NEW YORK – American International Group, the insurer that’s weighing whether to join a shareholder lawsuit alleging its 2008 bailout was unconstitutional, would face tough odds in court, a former government watchdog said.
AIG’s board is scheduled to meet today to review whether it should join a case brought in 2011 by former Chief Executive Officer Maurice “Hank” Greenberg. The ex-CEO said that the rescue cheated shareholders by diluting their stake in the company. The insurer needed help after it was unable to raise money in equity and bond markets to pay clients who had bought protection against losses on mortgage-related securities.
“The idea that AIG would have been better off by going bankrupt, for the shareholders is a very, very hard thing to sell, I think, to a judge,” Neil Barofsky, the former inspector general of the U.S. Troubled Asset Relief Program said Tuesday on Bloomberg Television. Greenberg has “one of the best lawyers on the planet,” he said, “but I just don’t see how you get past the fact the board voted” to accept U.S. aid.
The lawsuit presents both legal and public-relations challenges for a company that repaid the remainder of a $182.3 billion bailout last year. The New York-based insurer last week began an advertising campaign to thank taxpayers for their support and highlight that the U.S. made a profit on the rescue.
AIG said in court papers in August that Greenberg’s Starr International may file a complaint against the company if it doesn’t join the case. The New York Times reported on the board meeting Monday, saying that directors may have an obligation to shareholders to consider the possibility of recovering money through a lawsuit.
AIG’s review will include presentations by the U.S. Treasury Department, Federal Reserve Bank of New York and Starr, according to the court filing from August.

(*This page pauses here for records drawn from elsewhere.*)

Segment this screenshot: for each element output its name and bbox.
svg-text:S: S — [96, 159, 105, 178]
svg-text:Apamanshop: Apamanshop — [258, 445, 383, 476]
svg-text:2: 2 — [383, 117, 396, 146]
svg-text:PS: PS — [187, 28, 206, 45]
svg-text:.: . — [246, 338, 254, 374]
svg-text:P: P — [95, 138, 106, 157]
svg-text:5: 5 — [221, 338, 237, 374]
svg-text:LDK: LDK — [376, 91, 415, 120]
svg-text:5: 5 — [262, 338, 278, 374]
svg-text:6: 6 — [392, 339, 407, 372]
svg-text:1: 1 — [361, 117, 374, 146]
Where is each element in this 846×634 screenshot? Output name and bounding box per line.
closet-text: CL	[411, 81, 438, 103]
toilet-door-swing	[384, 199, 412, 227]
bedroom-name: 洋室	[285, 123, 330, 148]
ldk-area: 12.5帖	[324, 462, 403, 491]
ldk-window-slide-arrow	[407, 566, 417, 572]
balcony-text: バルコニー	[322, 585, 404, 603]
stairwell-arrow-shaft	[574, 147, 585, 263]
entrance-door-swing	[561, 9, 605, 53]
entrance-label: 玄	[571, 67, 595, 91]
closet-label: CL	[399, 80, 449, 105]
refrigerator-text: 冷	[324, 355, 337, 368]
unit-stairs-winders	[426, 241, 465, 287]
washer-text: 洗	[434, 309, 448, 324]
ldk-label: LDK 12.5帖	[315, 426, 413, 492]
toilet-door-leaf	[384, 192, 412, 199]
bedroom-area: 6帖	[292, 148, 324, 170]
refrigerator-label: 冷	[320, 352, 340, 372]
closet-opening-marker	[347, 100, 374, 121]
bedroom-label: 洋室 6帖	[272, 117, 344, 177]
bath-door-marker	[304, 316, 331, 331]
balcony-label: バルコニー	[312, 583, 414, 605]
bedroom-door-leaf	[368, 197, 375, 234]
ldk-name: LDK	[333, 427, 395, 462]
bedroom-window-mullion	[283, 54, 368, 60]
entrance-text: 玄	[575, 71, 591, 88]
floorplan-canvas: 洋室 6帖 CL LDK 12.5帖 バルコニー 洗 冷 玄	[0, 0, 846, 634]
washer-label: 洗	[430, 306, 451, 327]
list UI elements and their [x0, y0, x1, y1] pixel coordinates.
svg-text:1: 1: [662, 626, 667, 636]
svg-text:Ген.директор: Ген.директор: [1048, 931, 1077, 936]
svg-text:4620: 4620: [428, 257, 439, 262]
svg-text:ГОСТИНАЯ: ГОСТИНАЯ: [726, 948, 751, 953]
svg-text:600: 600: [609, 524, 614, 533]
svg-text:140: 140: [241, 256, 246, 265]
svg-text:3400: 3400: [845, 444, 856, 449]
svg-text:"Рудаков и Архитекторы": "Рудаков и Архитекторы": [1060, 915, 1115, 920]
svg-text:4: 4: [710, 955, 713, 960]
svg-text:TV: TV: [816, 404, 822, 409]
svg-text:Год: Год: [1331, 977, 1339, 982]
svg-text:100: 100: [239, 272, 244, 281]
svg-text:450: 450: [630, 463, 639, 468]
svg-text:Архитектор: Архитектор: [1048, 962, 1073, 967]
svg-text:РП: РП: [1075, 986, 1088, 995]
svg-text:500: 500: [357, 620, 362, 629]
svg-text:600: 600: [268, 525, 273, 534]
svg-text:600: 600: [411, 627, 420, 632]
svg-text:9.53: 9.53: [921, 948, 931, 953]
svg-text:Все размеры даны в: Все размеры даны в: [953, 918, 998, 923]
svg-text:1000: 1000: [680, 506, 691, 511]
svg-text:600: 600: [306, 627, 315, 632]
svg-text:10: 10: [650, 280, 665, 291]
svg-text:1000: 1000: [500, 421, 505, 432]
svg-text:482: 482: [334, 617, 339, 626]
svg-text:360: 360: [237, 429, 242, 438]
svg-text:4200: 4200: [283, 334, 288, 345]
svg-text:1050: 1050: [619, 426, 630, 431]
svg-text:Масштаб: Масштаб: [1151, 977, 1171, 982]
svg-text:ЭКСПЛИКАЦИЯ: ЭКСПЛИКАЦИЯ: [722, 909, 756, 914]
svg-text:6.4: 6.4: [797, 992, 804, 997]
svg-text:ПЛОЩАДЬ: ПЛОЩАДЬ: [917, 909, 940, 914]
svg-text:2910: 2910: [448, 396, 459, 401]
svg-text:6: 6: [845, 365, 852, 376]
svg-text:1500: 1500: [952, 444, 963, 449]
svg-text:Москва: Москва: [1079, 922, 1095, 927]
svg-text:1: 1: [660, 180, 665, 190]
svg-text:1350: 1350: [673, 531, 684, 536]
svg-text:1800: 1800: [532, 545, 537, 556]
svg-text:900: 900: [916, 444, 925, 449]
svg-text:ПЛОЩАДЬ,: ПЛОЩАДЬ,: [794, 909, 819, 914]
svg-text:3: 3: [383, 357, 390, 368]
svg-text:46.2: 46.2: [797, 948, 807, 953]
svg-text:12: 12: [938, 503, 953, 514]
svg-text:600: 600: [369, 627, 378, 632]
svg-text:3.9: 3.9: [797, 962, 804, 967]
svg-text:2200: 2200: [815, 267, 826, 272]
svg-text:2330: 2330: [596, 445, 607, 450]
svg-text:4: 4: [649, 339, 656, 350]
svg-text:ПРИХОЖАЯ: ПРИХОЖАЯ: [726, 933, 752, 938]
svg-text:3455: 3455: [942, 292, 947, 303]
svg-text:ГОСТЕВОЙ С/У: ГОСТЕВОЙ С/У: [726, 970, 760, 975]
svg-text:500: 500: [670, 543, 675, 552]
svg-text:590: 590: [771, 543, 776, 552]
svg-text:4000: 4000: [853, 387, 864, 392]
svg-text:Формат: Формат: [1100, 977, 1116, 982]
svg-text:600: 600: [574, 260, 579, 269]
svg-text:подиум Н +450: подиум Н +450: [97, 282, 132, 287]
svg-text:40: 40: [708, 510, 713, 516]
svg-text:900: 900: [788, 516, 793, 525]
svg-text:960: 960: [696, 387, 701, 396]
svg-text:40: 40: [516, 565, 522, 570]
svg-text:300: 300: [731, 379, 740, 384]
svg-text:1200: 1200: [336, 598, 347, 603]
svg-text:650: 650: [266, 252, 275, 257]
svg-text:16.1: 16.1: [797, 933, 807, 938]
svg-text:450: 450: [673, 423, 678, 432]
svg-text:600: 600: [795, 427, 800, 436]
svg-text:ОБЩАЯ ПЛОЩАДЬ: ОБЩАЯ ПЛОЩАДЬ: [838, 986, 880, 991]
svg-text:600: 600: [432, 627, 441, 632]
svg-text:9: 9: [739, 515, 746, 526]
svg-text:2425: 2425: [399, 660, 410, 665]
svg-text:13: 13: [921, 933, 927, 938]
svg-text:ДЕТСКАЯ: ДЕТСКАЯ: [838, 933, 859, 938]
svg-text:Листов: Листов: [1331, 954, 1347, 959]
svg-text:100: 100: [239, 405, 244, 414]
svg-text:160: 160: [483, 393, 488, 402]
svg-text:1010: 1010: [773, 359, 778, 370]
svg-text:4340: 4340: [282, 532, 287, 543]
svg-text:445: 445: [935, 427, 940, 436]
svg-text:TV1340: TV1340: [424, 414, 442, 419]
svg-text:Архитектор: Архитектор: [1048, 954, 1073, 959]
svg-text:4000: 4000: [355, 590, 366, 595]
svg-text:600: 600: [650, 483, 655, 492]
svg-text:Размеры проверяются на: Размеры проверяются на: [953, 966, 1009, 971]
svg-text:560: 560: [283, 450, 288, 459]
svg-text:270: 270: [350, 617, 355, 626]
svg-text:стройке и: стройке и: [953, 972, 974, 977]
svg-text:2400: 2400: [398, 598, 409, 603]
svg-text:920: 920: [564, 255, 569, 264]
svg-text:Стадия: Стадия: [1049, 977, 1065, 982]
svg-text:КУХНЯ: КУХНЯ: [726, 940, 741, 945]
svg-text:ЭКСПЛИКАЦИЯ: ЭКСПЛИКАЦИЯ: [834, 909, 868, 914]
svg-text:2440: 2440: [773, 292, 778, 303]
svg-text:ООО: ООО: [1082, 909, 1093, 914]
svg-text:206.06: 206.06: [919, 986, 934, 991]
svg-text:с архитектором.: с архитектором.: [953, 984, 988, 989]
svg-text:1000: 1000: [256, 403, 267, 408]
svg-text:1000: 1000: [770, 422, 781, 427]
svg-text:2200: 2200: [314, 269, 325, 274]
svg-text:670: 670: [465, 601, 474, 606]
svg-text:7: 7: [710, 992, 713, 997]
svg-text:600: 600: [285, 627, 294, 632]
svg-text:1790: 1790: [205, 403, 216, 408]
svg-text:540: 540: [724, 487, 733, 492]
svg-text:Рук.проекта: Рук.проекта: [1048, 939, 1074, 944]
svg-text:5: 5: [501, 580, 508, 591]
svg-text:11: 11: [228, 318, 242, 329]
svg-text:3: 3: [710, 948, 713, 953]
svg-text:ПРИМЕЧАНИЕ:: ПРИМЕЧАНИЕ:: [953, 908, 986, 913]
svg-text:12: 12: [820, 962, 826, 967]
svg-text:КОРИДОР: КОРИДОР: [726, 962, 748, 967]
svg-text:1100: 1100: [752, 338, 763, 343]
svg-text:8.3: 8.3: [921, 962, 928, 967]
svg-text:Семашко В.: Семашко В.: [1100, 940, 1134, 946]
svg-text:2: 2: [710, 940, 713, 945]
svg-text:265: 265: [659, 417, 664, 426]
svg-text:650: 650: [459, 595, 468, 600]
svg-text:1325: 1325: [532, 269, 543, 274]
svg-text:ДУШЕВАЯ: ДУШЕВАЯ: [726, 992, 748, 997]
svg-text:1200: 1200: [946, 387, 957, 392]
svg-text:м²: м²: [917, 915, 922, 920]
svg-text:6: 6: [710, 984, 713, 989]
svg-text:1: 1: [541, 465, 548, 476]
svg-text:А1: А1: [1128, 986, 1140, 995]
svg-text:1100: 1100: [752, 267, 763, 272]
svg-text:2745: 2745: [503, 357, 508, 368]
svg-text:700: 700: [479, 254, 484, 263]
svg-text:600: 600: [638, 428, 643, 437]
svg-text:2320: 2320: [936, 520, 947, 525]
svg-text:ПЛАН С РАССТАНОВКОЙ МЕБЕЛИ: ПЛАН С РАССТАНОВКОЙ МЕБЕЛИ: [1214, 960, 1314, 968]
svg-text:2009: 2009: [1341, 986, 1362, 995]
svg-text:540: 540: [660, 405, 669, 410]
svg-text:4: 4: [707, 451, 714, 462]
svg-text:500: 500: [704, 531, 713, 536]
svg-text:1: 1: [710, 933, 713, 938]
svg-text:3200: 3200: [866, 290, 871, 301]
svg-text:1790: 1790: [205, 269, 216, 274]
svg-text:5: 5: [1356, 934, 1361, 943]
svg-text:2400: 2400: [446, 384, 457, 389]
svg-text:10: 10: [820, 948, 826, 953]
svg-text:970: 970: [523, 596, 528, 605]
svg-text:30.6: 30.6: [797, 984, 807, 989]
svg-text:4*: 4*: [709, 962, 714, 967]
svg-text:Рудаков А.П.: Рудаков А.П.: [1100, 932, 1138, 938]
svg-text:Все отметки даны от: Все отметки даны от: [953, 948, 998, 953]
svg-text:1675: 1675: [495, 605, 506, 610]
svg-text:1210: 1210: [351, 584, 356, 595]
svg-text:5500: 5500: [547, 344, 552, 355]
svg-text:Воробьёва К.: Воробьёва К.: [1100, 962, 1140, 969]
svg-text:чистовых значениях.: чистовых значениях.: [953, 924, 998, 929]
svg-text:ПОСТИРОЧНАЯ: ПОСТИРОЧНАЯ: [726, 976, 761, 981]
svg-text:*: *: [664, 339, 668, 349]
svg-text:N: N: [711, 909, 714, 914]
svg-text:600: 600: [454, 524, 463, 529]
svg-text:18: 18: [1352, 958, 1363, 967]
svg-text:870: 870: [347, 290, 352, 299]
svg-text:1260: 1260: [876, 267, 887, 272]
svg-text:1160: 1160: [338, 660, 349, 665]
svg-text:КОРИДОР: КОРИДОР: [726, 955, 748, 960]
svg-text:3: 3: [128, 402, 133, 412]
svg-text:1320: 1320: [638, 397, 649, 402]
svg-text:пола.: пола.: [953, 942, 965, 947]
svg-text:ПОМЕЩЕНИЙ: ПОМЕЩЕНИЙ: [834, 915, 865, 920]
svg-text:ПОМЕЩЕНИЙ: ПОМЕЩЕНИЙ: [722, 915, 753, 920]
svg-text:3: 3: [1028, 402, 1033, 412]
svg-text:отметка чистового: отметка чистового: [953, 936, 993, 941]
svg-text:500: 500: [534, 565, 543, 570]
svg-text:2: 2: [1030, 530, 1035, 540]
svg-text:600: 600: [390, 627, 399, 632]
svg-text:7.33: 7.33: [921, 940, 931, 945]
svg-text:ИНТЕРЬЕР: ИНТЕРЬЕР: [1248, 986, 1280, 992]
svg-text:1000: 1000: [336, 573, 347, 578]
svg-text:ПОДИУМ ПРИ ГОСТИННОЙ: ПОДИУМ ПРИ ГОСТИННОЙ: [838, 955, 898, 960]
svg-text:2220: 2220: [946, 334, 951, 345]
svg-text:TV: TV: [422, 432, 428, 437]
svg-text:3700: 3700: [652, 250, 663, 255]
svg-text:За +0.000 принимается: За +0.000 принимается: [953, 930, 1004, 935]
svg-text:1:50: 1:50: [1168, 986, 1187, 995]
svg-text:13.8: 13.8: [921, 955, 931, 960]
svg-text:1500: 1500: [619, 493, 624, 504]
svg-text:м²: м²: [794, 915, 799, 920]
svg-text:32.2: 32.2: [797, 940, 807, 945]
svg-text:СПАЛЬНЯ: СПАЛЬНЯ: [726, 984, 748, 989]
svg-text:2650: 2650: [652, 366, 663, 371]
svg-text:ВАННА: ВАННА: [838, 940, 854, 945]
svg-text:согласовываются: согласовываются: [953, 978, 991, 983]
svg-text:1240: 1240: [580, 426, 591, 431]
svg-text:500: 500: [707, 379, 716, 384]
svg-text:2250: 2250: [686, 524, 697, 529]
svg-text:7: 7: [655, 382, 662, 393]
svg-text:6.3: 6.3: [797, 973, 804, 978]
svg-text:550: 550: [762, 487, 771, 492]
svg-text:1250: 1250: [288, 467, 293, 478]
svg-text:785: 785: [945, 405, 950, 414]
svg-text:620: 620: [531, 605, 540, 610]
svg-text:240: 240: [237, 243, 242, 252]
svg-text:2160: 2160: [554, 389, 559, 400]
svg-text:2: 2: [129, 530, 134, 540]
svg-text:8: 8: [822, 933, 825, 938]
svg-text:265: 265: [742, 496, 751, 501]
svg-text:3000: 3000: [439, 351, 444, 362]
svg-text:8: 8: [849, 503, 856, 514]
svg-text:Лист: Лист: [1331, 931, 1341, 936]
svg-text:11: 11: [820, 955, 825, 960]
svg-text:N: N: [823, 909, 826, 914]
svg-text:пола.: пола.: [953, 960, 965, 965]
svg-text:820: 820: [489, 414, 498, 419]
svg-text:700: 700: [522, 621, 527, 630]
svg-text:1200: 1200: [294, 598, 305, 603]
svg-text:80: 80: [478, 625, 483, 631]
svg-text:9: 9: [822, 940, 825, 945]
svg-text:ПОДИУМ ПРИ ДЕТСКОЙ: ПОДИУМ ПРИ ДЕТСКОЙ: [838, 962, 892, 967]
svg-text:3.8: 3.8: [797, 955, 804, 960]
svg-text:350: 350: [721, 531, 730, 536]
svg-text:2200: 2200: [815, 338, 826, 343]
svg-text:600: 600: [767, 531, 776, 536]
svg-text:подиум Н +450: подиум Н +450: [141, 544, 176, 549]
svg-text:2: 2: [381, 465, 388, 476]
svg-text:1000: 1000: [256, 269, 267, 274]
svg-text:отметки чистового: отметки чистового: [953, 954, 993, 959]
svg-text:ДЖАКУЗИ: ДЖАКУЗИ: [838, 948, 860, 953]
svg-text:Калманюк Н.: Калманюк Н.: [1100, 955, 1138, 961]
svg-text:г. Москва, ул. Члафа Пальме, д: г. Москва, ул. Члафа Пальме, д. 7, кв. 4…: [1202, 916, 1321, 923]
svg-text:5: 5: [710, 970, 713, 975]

While the board has a responsibility to hear the arguments, joining the case would invite outrage from the public, said Barofsky.
Barofsky said he doesn’t expect AIG to “turn around and give the American taxpayer the equivalent of a giant middle finger of suing them for saving them,” Barofsky said.
Greenberg won a federal judge’s approval to proceed with the case against the U.S. in July. In the complaint, Starr said the government paid $500,000 for a stake in the company that was worth $25 billion, violating the constitutional rights of shareholders to due process and equal protection of the law. A parallel case against the New York Fed was dismissed in November.
“If AIG enters this suit, it would be the equivalent of a patient suing their doctor for saving their life,” said Mark Williams, a former Federal Reserve bank examiner who teaches finance at Boston University.